Les émeutes de la faim, démontre brillamment Pèes, « se décident à Chicago ». Là-bas au loin, dans ce pays maudit soumis au « rôle insidieux de la spéculation ». La France n’y est pour rien, ballots que nous sommes, nous les critiques perpétuels. La France ne peut y être pour rien. Car autrement, le système industriel défendu par notre noble esprit serait absurde et un tantinet pervers. Non ? Car sinon, ne vaudrait-il pas mieux – horresco referens – se tourner vers l’agriculture biologique ? Et non pas sur 20 % du territoire, mais sur 100 % ? Et au plus vite ?

Par bonheur, Pèes a tous les pouvoirs.

Quatre ministres magnifiques (Méhaignerie, Nallet, Rocard, Vasseur)

Je me doute bien que vous n’avez pas tous lu l’article dont je vais vous parler. Il s’agit d’une tribune publiée dans le journal Le Monde du 30 avril 2008. Elle est signée par quatre anciens ministres français de l’Agriculture : MM. Pierre Méhaignerie, Henri Nallet, Michel Rocard et Philippe Vasseur. Deux sont socialistes, deux sont libéraux, la balle est donc pour moi.

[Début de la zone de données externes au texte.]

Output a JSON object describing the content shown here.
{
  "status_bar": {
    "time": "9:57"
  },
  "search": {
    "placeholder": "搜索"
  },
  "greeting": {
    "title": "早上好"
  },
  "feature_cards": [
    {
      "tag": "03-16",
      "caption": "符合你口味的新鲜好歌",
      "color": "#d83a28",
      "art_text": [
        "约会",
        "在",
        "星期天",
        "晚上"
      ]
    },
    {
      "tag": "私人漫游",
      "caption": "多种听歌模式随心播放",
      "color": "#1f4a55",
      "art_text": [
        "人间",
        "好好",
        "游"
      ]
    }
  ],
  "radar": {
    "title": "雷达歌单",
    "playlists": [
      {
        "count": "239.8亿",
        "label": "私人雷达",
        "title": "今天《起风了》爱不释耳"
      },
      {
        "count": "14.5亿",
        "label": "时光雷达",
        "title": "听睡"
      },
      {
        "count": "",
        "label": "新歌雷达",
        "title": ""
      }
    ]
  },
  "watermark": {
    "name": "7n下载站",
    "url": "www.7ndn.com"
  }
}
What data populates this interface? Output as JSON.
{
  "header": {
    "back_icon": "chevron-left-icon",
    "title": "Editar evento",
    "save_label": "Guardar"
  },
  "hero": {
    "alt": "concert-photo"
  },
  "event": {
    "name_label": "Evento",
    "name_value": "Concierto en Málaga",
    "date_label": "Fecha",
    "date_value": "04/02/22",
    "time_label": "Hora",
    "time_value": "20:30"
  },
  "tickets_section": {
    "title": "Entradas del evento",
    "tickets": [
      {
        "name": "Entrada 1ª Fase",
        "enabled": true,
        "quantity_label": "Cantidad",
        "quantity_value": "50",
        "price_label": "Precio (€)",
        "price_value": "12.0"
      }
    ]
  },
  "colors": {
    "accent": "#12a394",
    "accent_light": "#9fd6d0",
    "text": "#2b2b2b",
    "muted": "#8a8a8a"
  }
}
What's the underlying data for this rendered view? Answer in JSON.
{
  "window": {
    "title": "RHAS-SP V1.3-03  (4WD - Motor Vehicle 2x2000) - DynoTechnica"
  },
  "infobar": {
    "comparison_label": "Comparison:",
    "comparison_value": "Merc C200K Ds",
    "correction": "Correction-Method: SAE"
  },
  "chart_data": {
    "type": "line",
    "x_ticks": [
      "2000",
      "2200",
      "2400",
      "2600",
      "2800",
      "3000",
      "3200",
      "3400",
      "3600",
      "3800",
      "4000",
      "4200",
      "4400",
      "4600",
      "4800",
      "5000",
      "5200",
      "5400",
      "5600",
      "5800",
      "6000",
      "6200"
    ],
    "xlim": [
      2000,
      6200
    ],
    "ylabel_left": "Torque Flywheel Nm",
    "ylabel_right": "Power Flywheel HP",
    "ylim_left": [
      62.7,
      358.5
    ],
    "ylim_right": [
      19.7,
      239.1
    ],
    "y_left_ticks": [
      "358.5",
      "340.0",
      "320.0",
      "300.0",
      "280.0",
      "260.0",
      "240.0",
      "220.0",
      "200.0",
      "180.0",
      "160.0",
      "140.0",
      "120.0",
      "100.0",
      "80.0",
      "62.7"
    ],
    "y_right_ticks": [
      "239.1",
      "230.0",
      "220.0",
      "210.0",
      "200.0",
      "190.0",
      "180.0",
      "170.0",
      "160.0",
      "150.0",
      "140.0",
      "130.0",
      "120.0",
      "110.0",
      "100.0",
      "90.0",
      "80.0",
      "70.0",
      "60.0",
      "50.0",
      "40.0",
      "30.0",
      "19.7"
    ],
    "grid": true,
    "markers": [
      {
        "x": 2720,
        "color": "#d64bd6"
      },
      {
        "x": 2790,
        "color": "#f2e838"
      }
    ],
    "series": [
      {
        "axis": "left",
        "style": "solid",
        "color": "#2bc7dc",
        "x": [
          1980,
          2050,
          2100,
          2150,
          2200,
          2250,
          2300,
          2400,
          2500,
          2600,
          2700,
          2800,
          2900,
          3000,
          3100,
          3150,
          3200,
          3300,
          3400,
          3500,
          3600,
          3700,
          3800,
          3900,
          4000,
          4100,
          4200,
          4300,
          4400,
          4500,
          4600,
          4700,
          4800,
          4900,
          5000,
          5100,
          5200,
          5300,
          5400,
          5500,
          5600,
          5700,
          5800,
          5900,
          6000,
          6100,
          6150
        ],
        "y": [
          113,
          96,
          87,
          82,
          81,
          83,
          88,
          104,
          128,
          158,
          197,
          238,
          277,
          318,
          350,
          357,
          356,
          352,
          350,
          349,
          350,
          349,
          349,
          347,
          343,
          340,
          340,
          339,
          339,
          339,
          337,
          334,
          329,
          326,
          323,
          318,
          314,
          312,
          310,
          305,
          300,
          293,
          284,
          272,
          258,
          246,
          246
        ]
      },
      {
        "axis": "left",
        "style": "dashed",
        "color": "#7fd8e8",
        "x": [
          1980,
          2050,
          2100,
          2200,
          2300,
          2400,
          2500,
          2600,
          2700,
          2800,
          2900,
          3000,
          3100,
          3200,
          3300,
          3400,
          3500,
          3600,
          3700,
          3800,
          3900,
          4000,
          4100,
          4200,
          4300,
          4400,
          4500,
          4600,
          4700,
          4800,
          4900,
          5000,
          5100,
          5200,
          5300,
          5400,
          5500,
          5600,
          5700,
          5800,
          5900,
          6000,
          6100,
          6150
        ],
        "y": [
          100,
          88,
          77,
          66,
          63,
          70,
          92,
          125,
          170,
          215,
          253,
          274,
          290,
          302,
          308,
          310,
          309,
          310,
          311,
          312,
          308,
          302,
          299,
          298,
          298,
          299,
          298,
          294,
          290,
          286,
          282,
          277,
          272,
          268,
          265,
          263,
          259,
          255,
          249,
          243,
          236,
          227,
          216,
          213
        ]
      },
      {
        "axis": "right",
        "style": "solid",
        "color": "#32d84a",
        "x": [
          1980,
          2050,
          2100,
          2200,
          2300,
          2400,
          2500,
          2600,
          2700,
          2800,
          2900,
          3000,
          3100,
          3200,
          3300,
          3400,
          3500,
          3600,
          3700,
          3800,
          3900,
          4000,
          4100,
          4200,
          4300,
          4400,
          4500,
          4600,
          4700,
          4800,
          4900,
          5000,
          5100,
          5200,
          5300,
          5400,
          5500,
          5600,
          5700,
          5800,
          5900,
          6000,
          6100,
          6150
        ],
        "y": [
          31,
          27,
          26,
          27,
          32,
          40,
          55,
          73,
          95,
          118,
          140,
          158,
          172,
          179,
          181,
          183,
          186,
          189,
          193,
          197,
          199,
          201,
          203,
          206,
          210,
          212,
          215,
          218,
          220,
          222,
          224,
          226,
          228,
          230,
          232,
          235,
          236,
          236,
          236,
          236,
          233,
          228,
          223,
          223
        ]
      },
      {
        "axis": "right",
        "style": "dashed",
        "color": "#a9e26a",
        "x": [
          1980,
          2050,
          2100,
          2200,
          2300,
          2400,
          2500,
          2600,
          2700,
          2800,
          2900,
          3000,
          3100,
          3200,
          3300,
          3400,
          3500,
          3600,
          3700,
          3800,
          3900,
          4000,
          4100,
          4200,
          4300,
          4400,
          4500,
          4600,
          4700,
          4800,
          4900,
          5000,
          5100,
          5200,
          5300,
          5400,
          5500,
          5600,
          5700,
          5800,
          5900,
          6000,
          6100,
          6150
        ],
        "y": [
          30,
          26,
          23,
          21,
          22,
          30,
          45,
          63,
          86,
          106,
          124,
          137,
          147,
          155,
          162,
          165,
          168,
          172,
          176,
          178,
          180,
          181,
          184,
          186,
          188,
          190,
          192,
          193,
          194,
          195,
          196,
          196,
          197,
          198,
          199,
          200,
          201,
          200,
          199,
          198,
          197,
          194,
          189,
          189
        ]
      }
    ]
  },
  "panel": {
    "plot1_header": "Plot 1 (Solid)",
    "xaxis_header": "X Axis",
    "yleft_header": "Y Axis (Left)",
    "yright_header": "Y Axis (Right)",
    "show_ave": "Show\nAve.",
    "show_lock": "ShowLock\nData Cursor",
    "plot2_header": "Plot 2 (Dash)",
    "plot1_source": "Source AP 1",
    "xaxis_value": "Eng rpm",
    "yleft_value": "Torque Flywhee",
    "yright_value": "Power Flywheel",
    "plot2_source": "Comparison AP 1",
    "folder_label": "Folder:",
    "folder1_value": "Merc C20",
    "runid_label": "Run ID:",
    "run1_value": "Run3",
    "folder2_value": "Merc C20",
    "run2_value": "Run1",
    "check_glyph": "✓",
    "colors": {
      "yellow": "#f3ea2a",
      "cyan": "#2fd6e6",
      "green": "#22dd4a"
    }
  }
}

Pour plus de sûreté, je vous mets sous mon propos le texte lui-même, car on ne sait jamais, avec le Net. La référence volatile d’un petit clic pourrait disparaître sans préavis, et nous aurions alors perdu un morceau d’histoire, ce qui serait infiniment dommage. Je ne peux ni même ne veux faire ici la critique complète de la prose des anciens ministres. Cela serait long et fastidieux, et vous savez lire comme moi.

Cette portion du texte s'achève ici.